Co zawiera ta cudownie odgrzana wersja?
To nie ten sam staruszek, którego odpalałeś dziesięć lat temu i który wyglądał jak gra z czasów, kiedy YouTube miał jeszcze system oceniania na gwiazdki. Ta edycja to wersja, która zadebiutowała na PC w marcu 2025 roku i zawiera wszystko to, co konsolowi gracze dostali już wcześniej – czyli całą zawartość z PlayStation 5 i Xbox Series X/S.
Będzie:
- Obsługa AMD FSR 1 i 3 – żeby Twoje GPU mogło udawać, że ma więcej mocy, niż faktycznie ma,
- NVIDIA DLSS 3 – czyli AI magicznie dorabia klatki, bo ludzki wzrok i tak się nie zorientuje,
- ray tracing – światła, cienie i odbicia, które wyglądają tak dobrze, że zapomnisz, że nadal grasz w grę z 2013.
Gra ma działać płynnie nawet na komputerach, które nie są świeżo z fabryki. Czyli nie musisz mieć rakiety, żeby zagrać – wystarczy, że Twój komputer nie płonie przy otwieraniu Chrome’a.
Co z trybem online? GTA Online też będzie – i to nie byle jaki
W ramach Game Pass dostaniesz także dostęp do rozszerzonego GTA Online, takiego samego jak na konsolach nowej generacji. Czyli:
- nowa zawartość,
- nowe misje,
- nowe auta,
- nowy sposób na zmarnowanie kolejnych setek godzin, jeżdżąc w kółko i czekając, aż kumpel dołączy do sesji.
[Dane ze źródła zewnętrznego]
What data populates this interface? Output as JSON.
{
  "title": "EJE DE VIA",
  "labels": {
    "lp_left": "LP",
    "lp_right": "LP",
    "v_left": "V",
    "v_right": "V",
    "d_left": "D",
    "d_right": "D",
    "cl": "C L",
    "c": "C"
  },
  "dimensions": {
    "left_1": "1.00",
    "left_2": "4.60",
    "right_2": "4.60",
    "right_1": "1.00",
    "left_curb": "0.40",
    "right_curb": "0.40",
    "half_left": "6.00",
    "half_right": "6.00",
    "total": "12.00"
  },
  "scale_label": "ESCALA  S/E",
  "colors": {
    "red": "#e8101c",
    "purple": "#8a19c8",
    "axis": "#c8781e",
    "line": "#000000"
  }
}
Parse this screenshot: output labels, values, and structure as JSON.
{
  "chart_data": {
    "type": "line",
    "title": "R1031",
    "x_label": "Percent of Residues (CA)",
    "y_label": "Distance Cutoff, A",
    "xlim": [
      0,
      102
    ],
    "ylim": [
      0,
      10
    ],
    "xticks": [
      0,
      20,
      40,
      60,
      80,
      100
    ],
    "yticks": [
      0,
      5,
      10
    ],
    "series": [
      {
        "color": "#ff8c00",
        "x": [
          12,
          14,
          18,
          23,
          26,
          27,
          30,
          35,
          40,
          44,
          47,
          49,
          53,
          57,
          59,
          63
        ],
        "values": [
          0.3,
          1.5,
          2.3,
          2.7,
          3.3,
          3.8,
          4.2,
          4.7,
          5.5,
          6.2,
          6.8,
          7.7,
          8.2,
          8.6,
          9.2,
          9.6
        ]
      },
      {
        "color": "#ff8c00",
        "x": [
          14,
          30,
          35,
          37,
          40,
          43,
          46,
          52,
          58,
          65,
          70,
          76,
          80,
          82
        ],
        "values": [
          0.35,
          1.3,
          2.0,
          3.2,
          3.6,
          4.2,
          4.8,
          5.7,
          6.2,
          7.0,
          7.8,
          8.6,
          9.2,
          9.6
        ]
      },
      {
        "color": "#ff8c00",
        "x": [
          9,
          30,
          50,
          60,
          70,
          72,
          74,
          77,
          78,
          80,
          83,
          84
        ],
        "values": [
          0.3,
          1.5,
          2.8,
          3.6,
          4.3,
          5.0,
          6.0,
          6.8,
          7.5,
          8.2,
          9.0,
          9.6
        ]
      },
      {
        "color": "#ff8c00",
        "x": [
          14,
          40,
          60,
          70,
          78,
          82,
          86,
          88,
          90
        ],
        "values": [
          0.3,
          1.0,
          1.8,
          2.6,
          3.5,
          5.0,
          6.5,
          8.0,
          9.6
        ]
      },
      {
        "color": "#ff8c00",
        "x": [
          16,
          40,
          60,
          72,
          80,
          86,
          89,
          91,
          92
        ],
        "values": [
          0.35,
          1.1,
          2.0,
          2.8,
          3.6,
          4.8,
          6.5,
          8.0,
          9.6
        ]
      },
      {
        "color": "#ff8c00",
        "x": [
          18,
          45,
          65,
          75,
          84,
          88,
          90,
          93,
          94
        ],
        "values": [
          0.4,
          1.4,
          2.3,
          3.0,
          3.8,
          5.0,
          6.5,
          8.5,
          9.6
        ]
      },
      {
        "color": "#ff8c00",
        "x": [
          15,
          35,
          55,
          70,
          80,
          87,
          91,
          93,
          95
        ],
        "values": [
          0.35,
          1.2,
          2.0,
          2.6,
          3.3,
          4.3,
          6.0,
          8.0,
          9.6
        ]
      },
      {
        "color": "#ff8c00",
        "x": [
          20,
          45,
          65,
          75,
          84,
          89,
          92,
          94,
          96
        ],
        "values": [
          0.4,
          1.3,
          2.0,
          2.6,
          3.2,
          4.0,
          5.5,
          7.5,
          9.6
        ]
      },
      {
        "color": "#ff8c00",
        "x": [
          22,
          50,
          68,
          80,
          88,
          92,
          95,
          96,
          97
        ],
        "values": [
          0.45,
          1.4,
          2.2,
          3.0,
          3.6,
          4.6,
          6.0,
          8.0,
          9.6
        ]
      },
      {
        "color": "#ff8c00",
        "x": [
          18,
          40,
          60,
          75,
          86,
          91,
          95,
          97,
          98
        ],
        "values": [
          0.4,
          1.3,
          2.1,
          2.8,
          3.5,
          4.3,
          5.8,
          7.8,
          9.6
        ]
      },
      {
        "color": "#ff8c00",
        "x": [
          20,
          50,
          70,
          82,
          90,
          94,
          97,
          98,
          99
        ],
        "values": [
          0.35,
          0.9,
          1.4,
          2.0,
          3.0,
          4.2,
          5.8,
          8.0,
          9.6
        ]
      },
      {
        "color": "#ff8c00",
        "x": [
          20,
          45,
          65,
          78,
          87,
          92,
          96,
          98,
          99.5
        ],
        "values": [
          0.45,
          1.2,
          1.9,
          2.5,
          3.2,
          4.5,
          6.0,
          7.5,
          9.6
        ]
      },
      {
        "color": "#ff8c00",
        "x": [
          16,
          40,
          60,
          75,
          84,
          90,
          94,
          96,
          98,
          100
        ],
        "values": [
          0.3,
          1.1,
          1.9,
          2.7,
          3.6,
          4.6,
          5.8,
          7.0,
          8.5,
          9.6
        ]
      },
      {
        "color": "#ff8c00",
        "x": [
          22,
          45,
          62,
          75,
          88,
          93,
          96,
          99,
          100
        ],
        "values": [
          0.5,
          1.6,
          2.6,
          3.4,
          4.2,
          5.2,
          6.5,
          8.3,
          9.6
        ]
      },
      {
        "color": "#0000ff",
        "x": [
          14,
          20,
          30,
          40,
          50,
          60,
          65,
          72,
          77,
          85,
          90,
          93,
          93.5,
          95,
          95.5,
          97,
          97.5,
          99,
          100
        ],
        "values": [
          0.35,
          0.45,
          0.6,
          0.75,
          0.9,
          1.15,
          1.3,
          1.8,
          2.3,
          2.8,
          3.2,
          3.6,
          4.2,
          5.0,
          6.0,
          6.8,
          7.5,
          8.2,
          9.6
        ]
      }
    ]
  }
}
To wszystko będzie dostępne bez żadnych dodatkowych opłat. Po prostu: masz suba, masz grę. Możesz wejść, zagrać, wysadzić coś i poczuć się jak 15-latek, który właśnie odkrył, że gry mogą mieć mapy większe niż jego osiedle.
Czy Microsoft planuje coś jeszcze? Niby tak
Zgodnie z oficjalnym blogiem Xbox, GTA V to dopiero początek. W drugiej połowie kwietnia planowane są kolejne aktualizacje biblioteki Game Pass. Co dokładnie się tam pojawi? Nie wiadomo. Może coś równie dużego, może kolejne indyki z pikselami i filozofią. Ale skoro GTA V otwiera kwiecień, to jest szansa, że dalej też będzie nieźle.
Jeśli masz Game Passa, to absolutnie. Jeżeli nie – to może to jest moment, żeby rozważyć, czy 4 dyszki miesięcznie nie są lepsze niż kupowanie GTA V po raz czwarty na innej platformie. Zwłaszcza że teraz dostaniesz najnowszą wersję, z ulepszoną grafiką, dodatkami online i technologiami, których nazwy brzmią jak zaklęcia z podręcznika dla grafików.